Sorry! As you have probably noticed this story hasn't been updated recently. In fact my whole account has been inactive for months. I've been meaning to do this for a while…

ABANDONMENT NOTICE!

I have given up on this story, the characters just won't listen to me and do what I want them to! Also, I will always be dwarfed by the oh-so-talented LifeIsAFairyTale who gets hits and reviews as often as I breathe in oxygen. You need to check her out, she's uber talented.

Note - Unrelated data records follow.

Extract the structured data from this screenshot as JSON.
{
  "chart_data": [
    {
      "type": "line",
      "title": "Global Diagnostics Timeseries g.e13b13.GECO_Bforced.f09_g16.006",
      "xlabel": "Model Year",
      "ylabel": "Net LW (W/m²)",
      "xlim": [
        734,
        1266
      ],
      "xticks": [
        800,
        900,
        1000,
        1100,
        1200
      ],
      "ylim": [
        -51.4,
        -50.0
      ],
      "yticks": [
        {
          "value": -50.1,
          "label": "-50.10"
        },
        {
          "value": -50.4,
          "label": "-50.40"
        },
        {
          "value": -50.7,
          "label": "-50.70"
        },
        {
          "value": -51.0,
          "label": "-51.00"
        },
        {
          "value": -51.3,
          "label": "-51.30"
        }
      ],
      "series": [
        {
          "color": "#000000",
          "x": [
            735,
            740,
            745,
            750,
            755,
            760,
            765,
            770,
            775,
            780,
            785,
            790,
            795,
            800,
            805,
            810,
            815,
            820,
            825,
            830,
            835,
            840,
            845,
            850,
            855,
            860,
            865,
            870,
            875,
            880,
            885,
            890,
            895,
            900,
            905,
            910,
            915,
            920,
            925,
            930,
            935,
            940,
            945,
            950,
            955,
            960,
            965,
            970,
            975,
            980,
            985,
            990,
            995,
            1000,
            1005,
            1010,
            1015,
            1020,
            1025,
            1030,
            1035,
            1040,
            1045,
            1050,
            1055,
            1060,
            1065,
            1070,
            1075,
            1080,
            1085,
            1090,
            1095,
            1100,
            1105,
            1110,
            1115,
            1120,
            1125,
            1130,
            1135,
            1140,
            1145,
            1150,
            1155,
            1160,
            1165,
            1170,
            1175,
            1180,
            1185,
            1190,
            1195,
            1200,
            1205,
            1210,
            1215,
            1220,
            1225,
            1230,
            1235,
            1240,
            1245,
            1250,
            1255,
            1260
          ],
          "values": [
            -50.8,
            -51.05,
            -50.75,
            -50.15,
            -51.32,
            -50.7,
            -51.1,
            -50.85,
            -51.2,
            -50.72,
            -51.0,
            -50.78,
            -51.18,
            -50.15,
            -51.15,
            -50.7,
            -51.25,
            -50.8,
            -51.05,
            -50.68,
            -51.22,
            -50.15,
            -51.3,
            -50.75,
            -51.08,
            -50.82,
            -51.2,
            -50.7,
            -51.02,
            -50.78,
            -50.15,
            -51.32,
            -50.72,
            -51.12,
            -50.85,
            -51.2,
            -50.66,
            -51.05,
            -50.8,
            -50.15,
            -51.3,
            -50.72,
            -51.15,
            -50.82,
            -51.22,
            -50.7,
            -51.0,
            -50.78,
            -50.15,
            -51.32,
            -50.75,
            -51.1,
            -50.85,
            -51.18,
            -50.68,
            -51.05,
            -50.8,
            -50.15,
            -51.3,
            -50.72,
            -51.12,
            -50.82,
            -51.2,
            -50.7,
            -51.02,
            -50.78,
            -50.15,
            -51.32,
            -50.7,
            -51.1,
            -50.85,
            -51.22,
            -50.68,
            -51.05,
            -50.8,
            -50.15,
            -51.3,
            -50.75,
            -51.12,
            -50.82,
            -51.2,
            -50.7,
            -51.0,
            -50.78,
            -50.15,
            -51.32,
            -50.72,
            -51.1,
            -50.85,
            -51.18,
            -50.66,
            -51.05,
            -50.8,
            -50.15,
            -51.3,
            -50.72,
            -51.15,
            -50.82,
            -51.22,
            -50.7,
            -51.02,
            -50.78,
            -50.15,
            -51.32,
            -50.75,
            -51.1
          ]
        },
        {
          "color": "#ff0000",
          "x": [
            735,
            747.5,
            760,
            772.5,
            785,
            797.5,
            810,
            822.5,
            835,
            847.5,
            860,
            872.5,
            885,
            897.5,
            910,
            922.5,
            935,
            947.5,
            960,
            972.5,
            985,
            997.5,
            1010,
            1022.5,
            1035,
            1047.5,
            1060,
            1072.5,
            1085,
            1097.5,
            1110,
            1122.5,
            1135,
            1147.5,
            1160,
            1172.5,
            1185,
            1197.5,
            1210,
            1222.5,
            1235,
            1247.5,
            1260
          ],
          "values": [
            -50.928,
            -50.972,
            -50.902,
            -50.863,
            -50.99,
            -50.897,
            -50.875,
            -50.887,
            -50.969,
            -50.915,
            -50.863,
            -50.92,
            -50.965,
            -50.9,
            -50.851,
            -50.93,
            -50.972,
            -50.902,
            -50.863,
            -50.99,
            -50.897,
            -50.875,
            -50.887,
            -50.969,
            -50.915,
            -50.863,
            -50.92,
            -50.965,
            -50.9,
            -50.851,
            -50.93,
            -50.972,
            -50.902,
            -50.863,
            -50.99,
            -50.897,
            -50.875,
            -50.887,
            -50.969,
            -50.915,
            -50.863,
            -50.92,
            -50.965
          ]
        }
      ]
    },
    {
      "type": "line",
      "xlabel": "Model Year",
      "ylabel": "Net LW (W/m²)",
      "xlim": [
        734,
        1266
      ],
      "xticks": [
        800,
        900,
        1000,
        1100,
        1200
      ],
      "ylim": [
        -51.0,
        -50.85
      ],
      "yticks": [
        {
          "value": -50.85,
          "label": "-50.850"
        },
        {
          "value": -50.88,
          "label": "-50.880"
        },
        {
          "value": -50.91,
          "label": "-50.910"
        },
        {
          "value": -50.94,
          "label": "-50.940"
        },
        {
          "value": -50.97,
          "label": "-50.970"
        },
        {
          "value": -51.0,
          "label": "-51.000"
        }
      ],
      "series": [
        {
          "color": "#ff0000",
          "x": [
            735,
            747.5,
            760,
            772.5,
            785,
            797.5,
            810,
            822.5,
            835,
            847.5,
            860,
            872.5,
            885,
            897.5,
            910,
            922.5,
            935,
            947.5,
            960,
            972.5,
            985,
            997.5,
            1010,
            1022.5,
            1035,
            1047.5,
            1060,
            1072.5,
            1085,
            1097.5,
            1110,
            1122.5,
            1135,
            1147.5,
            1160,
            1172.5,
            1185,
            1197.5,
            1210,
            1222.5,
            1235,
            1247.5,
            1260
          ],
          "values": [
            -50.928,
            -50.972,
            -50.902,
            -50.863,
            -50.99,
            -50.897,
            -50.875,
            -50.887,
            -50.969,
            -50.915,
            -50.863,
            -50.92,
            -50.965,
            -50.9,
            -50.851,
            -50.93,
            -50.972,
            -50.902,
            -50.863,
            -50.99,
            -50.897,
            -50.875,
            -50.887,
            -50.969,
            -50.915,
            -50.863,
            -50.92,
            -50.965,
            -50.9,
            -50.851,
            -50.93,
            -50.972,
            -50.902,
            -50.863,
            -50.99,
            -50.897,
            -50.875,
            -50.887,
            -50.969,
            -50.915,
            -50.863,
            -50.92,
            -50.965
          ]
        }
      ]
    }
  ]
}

Ok, other then my obvious lack of writing skill I'm going through a real rough patch at the minute due to me now officially coming from a broken home and all the crap that comes with it. Oh and I have my school work and (an admittedly small) social life to maintain so I hope you understand that fanfic isn't at the top of my to do list.

Sorry to all my fanfic friends who I have ignored and not been able to review there work or even message them that I am alive.

I may come back to this story in the future though as the storyline I have planned out kicks ass but it wasn't meant to be this stupid! It was meant to be serious but my stupid imagination took over.